'It's a scam': Why 2 practices no longer accept Medicare Advantage patients

Health systems have been cutting ties with Medicare Advantage plans left and right, including Raleigh, N.C.-based WakeMed and Zanesville, Ohio-based Genesis HealthCare System.  

Systems that previously treated patients covered by Medicare Advantage plans from major payers including UnitedHealthcare, Humana and Anthem no longer find treating those patients cost effective or sustainable. 

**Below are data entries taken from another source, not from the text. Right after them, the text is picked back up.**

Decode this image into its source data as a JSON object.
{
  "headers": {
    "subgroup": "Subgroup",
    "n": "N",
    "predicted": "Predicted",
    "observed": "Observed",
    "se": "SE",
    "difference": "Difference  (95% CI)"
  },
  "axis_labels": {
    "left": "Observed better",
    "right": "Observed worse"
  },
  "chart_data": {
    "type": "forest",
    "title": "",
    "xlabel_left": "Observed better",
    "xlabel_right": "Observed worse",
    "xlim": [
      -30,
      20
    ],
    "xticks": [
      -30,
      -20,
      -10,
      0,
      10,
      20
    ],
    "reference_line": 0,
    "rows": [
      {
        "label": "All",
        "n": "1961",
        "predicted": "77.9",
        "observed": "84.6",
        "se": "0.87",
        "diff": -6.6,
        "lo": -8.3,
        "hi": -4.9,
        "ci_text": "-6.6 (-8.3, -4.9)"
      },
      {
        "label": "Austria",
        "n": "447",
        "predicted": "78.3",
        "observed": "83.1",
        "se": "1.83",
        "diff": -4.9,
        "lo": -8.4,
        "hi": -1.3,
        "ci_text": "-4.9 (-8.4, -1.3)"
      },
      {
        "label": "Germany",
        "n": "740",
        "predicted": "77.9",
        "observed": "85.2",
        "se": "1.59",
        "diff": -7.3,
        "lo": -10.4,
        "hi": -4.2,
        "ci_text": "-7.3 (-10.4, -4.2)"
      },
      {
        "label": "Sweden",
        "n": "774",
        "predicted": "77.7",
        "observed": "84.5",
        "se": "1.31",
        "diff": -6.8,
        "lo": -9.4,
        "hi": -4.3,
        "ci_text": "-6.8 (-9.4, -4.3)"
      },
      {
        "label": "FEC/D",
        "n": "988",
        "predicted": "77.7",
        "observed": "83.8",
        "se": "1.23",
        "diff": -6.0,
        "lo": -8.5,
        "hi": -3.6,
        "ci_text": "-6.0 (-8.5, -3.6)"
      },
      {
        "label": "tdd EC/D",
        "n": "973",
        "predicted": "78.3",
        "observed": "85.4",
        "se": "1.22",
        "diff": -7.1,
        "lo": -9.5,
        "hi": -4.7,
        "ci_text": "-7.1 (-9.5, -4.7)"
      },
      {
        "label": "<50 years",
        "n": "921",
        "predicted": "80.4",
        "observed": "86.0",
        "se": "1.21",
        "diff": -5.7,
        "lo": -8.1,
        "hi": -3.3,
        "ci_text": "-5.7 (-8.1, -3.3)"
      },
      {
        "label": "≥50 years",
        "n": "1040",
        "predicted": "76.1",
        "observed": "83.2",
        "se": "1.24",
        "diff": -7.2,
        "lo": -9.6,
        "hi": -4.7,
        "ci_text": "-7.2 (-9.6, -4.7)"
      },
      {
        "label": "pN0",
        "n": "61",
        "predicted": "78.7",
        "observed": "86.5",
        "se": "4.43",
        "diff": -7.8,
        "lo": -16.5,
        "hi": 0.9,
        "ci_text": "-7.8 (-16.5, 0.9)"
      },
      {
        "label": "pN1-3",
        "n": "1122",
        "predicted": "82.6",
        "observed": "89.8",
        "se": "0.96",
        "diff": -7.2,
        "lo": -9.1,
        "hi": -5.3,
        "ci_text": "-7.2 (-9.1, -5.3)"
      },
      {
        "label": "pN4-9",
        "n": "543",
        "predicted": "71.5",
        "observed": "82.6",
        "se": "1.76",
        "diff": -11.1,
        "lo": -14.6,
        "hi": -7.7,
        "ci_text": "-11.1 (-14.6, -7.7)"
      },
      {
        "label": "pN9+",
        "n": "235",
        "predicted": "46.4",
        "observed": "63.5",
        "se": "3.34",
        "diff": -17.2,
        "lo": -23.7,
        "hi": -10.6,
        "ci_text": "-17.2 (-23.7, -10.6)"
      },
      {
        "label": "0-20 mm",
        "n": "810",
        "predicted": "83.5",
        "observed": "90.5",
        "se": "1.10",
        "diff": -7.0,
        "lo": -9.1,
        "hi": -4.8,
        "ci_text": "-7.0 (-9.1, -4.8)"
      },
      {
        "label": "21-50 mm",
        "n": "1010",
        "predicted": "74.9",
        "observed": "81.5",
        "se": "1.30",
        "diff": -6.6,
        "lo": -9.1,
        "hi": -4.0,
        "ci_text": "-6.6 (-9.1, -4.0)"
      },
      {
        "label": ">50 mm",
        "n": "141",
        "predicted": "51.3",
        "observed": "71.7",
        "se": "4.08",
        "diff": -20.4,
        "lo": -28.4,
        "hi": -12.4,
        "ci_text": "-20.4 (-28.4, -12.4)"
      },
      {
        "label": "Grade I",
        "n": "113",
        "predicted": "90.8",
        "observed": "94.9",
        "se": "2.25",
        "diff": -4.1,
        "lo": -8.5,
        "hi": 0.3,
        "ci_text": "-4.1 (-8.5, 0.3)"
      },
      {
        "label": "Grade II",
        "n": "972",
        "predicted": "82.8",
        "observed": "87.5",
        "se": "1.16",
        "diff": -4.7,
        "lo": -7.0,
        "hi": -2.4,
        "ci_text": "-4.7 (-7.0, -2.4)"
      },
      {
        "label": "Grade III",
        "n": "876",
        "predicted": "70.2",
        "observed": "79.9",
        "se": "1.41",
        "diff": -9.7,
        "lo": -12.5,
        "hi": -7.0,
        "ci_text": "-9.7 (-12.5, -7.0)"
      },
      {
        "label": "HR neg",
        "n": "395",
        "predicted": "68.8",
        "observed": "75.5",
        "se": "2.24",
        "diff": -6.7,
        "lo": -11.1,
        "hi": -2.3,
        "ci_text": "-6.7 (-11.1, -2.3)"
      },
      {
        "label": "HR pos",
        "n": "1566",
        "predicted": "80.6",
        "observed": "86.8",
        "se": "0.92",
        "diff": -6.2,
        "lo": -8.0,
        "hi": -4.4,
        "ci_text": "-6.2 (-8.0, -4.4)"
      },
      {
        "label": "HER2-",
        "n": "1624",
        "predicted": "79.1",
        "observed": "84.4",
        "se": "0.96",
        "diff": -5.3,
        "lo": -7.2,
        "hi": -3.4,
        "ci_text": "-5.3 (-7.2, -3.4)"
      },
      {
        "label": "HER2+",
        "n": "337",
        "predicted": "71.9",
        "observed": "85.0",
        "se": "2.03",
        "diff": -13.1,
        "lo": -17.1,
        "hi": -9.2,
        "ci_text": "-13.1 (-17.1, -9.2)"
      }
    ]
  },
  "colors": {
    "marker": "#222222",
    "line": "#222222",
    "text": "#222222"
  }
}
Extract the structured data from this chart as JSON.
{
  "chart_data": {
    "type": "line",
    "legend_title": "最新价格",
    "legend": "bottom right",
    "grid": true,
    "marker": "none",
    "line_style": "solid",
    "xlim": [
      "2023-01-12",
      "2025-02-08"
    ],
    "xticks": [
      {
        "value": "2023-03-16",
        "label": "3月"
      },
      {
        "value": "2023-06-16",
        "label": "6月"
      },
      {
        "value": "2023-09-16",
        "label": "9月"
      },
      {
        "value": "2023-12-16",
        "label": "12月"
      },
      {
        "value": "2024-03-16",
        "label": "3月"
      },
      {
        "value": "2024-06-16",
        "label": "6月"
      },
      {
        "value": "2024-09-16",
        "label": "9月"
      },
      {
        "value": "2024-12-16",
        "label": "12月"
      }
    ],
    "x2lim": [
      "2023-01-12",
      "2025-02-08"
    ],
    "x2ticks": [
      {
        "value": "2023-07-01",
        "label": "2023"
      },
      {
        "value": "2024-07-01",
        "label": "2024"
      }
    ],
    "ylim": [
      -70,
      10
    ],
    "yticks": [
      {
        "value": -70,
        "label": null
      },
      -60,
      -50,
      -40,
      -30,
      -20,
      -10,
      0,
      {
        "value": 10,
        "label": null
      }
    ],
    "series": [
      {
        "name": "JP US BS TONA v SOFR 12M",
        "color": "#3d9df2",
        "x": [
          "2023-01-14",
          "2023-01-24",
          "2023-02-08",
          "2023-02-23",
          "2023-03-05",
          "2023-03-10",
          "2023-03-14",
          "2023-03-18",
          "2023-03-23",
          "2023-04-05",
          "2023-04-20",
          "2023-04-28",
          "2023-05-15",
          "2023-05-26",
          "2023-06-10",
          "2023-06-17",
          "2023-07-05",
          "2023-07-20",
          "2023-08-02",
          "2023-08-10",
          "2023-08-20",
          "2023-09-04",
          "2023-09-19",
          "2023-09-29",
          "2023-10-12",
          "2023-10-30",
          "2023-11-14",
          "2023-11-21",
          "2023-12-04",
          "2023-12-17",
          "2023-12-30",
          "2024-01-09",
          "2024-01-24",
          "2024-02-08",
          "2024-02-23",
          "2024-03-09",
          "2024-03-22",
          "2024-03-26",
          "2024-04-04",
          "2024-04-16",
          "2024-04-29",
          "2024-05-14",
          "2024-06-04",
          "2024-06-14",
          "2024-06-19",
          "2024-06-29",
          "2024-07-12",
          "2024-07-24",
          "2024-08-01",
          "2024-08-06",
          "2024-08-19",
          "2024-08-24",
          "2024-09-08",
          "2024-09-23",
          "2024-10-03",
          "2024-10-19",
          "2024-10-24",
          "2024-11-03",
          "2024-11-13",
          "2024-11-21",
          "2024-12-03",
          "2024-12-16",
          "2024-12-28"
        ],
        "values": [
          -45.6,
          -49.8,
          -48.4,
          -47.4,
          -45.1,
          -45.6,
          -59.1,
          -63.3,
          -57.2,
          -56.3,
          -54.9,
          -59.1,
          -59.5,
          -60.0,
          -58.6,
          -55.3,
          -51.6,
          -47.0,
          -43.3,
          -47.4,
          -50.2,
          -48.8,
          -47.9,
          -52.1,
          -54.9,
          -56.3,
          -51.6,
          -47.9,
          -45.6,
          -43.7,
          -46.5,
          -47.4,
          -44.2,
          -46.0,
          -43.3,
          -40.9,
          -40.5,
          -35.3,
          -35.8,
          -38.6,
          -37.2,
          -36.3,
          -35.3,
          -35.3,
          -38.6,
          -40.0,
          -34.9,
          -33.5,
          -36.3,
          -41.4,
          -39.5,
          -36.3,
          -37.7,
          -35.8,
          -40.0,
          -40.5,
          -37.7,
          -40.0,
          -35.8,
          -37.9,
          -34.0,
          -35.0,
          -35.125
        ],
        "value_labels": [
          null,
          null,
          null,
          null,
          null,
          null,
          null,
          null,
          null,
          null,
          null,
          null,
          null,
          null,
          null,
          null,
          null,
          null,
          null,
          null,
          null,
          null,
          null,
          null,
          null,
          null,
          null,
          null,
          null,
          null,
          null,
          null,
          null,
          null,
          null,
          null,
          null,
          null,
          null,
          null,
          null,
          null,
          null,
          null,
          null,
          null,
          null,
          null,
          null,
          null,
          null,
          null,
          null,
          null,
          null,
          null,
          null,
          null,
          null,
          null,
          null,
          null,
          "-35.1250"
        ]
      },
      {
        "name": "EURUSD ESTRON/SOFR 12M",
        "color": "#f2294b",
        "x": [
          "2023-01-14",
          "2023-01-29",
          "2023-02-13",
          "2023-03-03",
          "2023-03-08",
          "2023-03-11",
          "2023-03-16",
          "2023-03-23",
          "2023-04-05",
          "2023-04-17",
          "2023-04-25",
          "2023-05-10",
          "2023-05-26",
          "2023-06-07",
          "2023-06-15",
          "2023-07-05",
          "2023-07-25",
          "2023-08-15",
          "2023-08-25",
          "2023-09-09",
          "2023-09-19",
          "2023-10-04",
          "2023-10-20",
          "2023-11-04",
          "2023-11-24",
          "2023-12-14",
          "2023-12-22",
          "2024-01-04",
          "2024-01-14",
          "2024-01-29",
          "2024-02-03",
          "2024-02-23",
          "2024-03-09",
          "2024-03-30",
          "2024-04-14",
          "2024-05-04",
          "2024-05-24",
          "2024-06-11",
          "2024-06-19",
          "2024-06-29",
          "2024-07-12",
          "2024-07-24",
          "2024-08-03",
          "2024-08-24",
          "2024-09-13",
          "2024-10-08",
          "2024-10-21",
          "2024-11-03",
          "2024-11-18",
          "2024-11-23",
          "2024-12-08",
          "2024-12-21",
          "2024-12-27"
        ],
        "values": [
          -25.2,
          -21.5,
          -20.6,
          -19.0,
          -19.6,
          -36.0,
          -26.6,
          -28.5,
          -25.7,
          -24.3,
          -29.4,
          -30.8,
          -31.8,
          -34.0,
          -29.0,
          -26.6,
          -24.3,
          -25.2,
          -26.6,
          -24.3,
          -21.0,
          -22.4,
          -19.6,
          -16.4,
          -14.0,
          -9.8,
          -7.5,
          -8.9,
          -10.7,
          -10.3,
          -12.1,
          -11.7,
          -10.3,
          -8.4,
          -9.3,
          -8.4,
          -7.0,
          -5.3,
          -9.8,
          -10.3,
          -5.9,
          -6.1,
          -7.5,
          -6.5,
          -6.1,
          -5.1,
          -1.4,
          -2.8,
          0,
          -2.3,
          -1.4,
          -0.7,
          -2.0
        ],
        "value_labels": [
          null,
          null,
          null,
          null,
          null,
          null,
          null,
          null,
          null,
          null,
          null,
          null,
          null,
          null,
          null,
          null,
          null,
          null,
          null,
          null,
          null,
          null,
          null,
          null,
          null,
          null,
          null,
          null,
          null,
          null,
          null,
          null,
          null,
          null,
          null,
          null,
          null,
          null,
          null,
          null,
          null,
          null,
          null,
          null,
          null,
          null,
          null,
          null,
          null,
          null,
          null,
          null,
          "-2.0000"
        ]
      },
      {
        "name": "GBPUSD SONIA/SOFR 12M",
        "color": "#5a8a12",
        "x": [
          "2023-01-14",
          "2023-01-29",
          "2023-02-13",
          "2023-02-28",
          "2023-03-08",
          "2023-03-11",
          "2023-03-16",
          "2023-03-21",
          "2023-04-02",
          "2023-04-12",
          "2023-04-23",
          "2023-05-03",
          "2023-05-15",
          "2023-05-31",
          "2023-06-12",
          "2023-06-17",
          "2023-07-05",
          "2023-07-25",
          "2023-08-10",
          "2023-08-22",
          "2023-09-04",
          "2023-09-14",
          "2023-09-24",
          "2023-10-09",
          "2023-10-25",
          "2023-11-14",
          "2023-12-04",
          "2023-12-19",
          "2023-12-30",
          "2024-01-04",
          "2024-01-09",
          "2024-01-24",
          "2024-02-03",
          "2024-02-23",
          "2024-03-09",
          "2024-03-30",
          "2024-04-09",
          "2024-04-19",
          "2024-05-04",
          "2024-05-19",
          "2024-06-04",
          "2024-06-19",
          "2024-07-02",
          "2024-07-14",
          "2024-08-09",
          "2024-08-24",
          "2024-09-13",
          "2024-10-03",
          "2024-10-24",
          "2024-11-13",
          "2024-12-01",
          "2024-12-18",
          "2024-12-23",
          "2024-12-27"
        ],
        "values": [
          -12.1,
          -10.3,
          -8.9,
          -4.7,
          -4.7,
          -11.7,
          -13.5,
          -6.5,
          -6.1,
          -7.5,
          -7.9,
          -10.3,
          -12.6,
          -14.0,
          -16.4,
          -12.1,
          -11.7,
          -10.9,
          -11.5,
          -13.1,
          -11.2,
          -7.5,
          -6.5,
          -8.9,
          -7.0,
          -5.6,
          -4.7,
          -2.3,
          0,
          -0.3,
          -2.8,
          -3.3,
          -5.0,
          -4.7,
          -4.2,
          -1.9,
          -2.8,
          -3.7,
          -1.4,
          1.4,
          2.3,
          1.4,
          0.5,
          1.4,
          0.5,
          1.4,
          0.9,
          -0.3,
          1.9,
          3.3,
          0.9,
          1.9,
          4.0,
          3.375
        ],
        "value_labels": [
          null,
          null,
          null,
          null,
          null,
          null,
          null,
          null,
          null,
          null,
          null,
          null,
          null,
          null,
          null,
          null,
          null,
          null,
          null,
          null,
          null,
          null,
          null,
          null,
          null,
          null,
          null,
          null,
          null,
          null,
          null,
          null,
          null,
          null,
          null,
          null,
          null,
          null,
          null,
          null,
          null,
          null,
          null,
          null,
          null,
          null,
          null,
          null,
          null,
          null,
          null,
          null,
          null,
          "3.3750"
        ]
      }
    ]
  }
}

Physicians from two practices, including the Craniospinal Center of Los Angeles and Bedminster, N.J.-based IGEA Neuro, told Becker's they are also no longer accepting MA-covered individuals, citing hefty administrative requirements, continued reimbursement decreases and coverage denials. 

Question: Do you/does your practice currently accept Medicare Advantage patients? Why or why not? 

Brian Gantwerker, MD. Neurosurgeon at the Craniospinal Center of Los Angeles: We currently are no longer accepting Medicare Advantage. The restrictions regarding these plans have made taking care of patients extremely cumbersome. Even routine studies are denied. I had a patient I met when on call with an odontoid fracture. I fixed the fracture by fusing the first and second vertebrae together from the back. Her plan denied a follow-up CT scan, which is routine, at six months. The plan denied the scan because she "did not have a spinal cord injury."  We appealed because: 1) The whole reason I did the surgery was so she wouldn't get a spinal cord injury; and 2) The proper study for a spinal cord injury would very likely be an MRI, except in certain situations. Either way, the denial was ridiculous. If you couple that with payment issues — late or no payment all, along with increasingly uncovering the money-making scam MA plans have turned out to be — taking these plans becomes a losing option. I feel for the members and encourage them to talk to their insurance agents, or in some cases, their human resources people to seek other options. Many hospitals have also stopped taking them altogether. The unfortunate truth is that the companies offering these plans and TV commercials mislead patients into thinking they are doing the right thing. The patients lose by giving these for-profit companies their hard-won Medicare benefits while the companies don't pay anyone who is giving care. It's a scam whose end time has come. 

Ciro Randazzo, MD. Neurosurgeon at IGEA Neuro: No, we do not. We have stopped seeing these patients due to poor and decreasing reimbursement as well as increased paperwork and administrative requirements for the plans.